ÉpîtresImprimerie généraleVolumes 1 et 2 (p. 263-265).


ÉPÎTRE II[1].

1669.

À M. L’ABBÉ DES ROCHES[2].

CONTRE LES PROCÈS.


À quoi bon réveiller mes Muses endormies,
Pour tracer aux auteurs des règles ennemies[3]?
Penses-tu qu’aucun d’eux veuille subir mes lois,
Ni suivre une raison qui parle par ma voix ?
Ô le plaisant docteur, qui, sur les pas d’Horace,
Vient prêcher, diront-ils, la réforme au Parnasse !

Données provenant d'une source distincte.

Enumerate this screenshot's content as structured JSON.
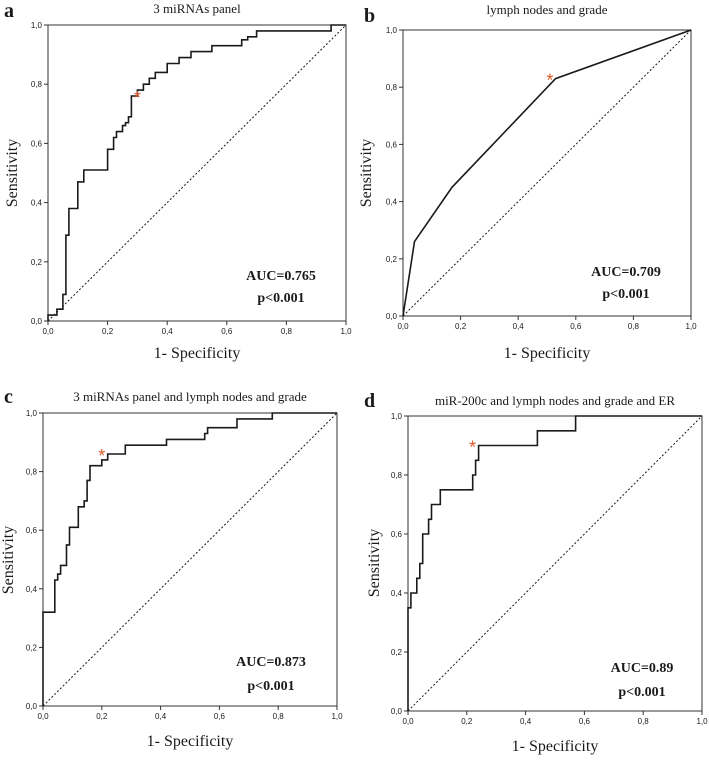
{
  "chart_data": [
    {
      "type": "line",
      "panel_letter": "a",
      "title": "3 miRNAs panel",
      "xlabel": "1- Specificity",
      "ylabel": "Sensitivity",
      "xlim": [
        0,
        1
      ],
      "ylim": [
        0,
        1
      ],
      "ticks": [
        "0,0",
        "0,2",
        "0,4",
        "0,6",
        "0,8",
        "1,0"
      ],
      "auc_label": "AUC=0.765",
      "p_label": "p<0.001",
      "marker": {
        "x": 0.3,
        "y": 0.76,
        "label": "*"
      },
      "series": [
        {
          "name": "ROC curve",
          "x": [
            0,
            0,
            0.03,
            0.03,
            0.05,
            0.05,
            0.06,
            0.06,
            0.07,
            0.07,
            0.1,
            0.1,
            0.12,
            0.12,
            0.14,
            0.14,
            0.2,
            0.2,
            0.22,
            0.22,
            0.23,
            0.23,
            0.25,
            0.25,
            0.26,
            0.26,
            0.27,
            0.27,
            0.28,
            0.28,
            0.3,
            0.3,
            0.32,
            0.32,
            0.34,
            0.34,
            0.36,
            0.36,
            0.4,
            0.4,
            0.42,
            0.42,
            0.44,
            0.44,
            0.48,
            0.48,
            0.55,
            0.55,
            0.65,
            0.65,
            0.67,
            0.67,
            0.7,
            0.7,
            0.8,
            0.8,
            0.95,
            0.95,
            1.0
          ],
          "y": [
            0,
            0.02,
            0.02,
            0.04,
            0.04,
            0.09,
            0.09,
            0.29,
            0.29,
            0.38,
            0.38,
            0.47,
            0.47,
            0.51,
            0.51,
            0.51,
            0.51,
            0.58,
            0.58,
            0.62,
            0.62,
            0.64,
            0.64,
            0.66,
            0.66,
            0.67,
            0.67,
            0.69,
            0.69,
            0.76,
            0.76,
            0.78,
            0.78,
            0.8,
            0.8,
            0.82,
            0.82,
            0.84,
            0.84,
            0.87,
            0.87,
            0.87,
            0.87,
            0.89,
            0.89,
            0.91,
            0.91,
            0.93,
            0.93,
            0.95,
            0.95,
            0.96,
            0.96,
            0.98,
            0.98,
            0.98,
            0.98,
            1.0,
            1.0
          ]
        },
        {
          "name": "Reference line",
          "x": [
            0,
            1
          ],
          "y": [
            0,
            1
          ]
        }
      ]
    },
    {
      "type": "line",
      "panel_letter": "b",
      "title": "lymph nodes and grade",
      "xlabel": "1- Specificity",
      "ylabel": "Sensitivity",
      "xlim": [
        0,
        1
      ],
      "ylim": [
        0,
        1
      ],
      "ticks": [
        "0,0",
        "0,2",
        "0,4",
        "0,6",
        "0,8",
        "1,0"
      ],
      "auc_label": "AUC=0.709",
      "p_label": "p<0.001",
      "marker": {
        "x": 0.51,
        "y": 0.83,
        "label": "*"
      },
      "series": [
        {
          "name": "ROC curve",
          "x": [
            0,
            0.04,
            0.17,
            0.53,
            1.0
          ],
          "y": [
            0,
            0.26,
            0.45,
            0.83,
            1.0
          ]
        },
        {
          "name": "Reference line",
          "x": [
            0,
            1
          ],
          "y": [
            0,
            1
          ]
        }
      ]
    },
    {
      "type": "line",
      "panel_letter": "c",
      "title": "3 miRNAs panel and lymph nodes and grade",
      "xlabel": "1- Specificity",
      "ylabel": "Sensitivity",
      "xlim": [
        0,
        1
      ],
      "ylim": [
        0,
        1
      ],
      "ticks": [
        "0,0",
        "0,2",
        "0,4",
        "0,6",
        "0,8",
        "1,0"
      ],
      "auc_label": "AUC=0.873",
      "p_label": "p<0.001",
      "marker": {
        "x": 0.2,
        "y": 0.86,
        "label": "*"
      },
      "series": [
        {
          "name": "ROC curve",
          "x": [
            0,
            0,
            0.04,
            0.04,
            0.05,
            0.05,
            0.06,
            0.06,
            0.08,
            0.08,
            0.09,
            0.09,
            0.12,
            0.12,
            0.14,
            0.14,
            0.15,
            0.15,
            0.16,
            0.16,
            0.2,
            0.2,
            0.22,
            0.22,
            0.24,
            0.24,
            0.28,
            0.28,
            0.42,
            0.42,
            0.55,
            0.55,
            0.56,
            0.56,
            0.6,
            0.6,
            0.66,
            0.66,
            0.78,
            0.78,
            1.0
          ],
          "y": [
            0,
            0.32,
            0.32,
            0.43,
            0.43,
            0.45,
            0.45,
            0.48,
            0.48,
            0.55,
            0.55,
            0.61,
            0.61,
            0.68,
            0.68,
            0.7,
            0.7,
            0.77,
            0.77,
            0.82,
            0.82,
            0.84,
            0.84,
            0.86,
            0.86,
            0.86,
            0.86,
            0.89,
            0.89,
            0.91,
            0.91,
            0.93,
            0.93,
            0.95,
            0.95,
            0.95,
            0.95,
            0.98,
            0.98,
            1.0,
            1.0
          ]
        },
        {
          "name": "Reference line",
          "x": [
            0,
            1
          ],
          "y": [
            0,
            1
          ]
        }
      ]
    },
    {
      "type": "line",
      "panel_letter": "d",
      "title": "miR-200c and lymph nodes and grade and ER",
      "xlabel": "1- Specificity",
      "ylabel": "Sensitivity",
      "xlim": [
        0,
        1
      ],
      "ylim": [
        0,
        1
      ],
      "ticks": [
        "0,0",
        "0,2",
        "0,4",
        "0,6",
        "0,8",
        "1,0"
      ],
      "auc_label": "AUC=0.89",
      "p_label": "p<0.001",
      "marker": {
        "x": 0.22,
        "y": 0.9,
        "label": "*"
      },
      "series": [
        {
          "name": "ROC curve",
          "x": [
            0,
            0,
            0.01,
            0.01,
            0.03,
            0.03,
            0.04,
            0.04,
            0.05,
            0.05,
            0.07,
            0.07,
            0.08,
            0.08,
            0.11,
            0.11,
            0.22,
            0.22,
            0.23,
            0.23,
            0.24,
            0.24,
            0.44,
            0.44,
            0.57,
            0.57,
            1.0
          ],
          "y": [
            0,
            0.35,
            0.35,
            0.4,
            0.4,
            0.45,
            0.45,
            0.5,
            0.5,
            0.6,
            0.6,
            0.65,
            0.65,
            0.7,
            0.7,
            0.75,
            0.75,
            0.8,
            0.8,
            0.85,
            0.85,
            0.9,
            0.9,
            0.95,
            0.95,
            1.0,
            1.0
          ]
        },
        {
          "name": "Reference line",
          "x": [
            0,
            1
          ],
          "y": [
            0,
            1
          ]
        }
      ]
    }
  ],
  "colors": {
    "curve": "#1a1a1a",
    "axis": "#333333",
    "marker": "#e05a2b",
    "background": "#ffffff"
  }
}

Nos écrits sont mauvais ; les siens valent-ils mieux ?
J’entends déjà d’ici Liniére furieux
Qui m’appelle au combat sans prendre un plus long terme.
De l’encre, du papier ! dit-il ; qu’on nous enferme !
Voyons qui de nous deux, plus aisé dans ses vers,
Aura plus tôt rempli la page et le revers.
Moi donc, qui suis peu fait à ce genre d’escrime,
Je le laisse tout seul verser rime sur rime,
Et, souvent de dépit contre moi s’exerçant,
Punir de mes défauts le papier innocent.
Mais toi, qui ne crains point qu’un rimeur te noircisse,
Que fais-tu cependant seul en ton bénéfice ?
Attends-tu qu’un fermier, payant, quoiqu’un peu tard,
De ton bien pour le moins daigne te faire paît ?
Vas-tu, grand défenseur des droits de ton église,
De tes moines mutins réprimer l’entreprise ?
Crois-moi, dût Auzanet[4] t’assurer du succès.
Abbé, n’entreprends point même un juste procès.
N’imite point ces fous dont la sotte avarice
Va de ses revenus engraisser la justice ;
Qui, toujours assignant, et toujours assignés,
Souvent demeurent gueux de vingt procès gagnés.
Soutenons bien nos droits ; sot est celui qui donne.
C’est ainsi devers Caen que tout Normand raisonne.
Ce sont là les leçons dont un père manceau
Instruit son fils novice au sortir du berceau.
Mais pour toi, qui, nourri bien en deçà de l’Oise,
As sucé la vertu picarde et champenoise,
Non, non, tu n’iras point, ardent bénéficier,

Faire enrouer pour toi Corbin[5] ni Le Mazier[6].
Toutefois si jamais quelque ardeur bilieuse
Allumoit dans ton cœur l’humeur litigieuse,
Consulte-moi d’abord, et, pour la réprimer,
Retiens bien la leçon que je te vais rimer.
Un jour, dit un auteur[7], n’importe en quel chapitre,
Deux voyageurs à jeun rencontrèrent une huître.
Tous deux la contestoient, lorsque dans leur chemin
La justice passa, la balance à la main.
Devant elle à grand bruit ils expliquent la chose.
Tous deux avec dépens veulent gagner leur cause.
La justice, pesant ce droit litigieux,
Demande l’huître, l’ouvre, et l’avale à leurs yeux,
Et par ce bel arrêt, terminant la bataille :
« Tenez ; voilà, dit-elle à chacun, une écaille ;
Des sottises d’autrui nous vivons au palais.
Messieurs, l’huître étoit bonne. Adieu. Vivez en paix. »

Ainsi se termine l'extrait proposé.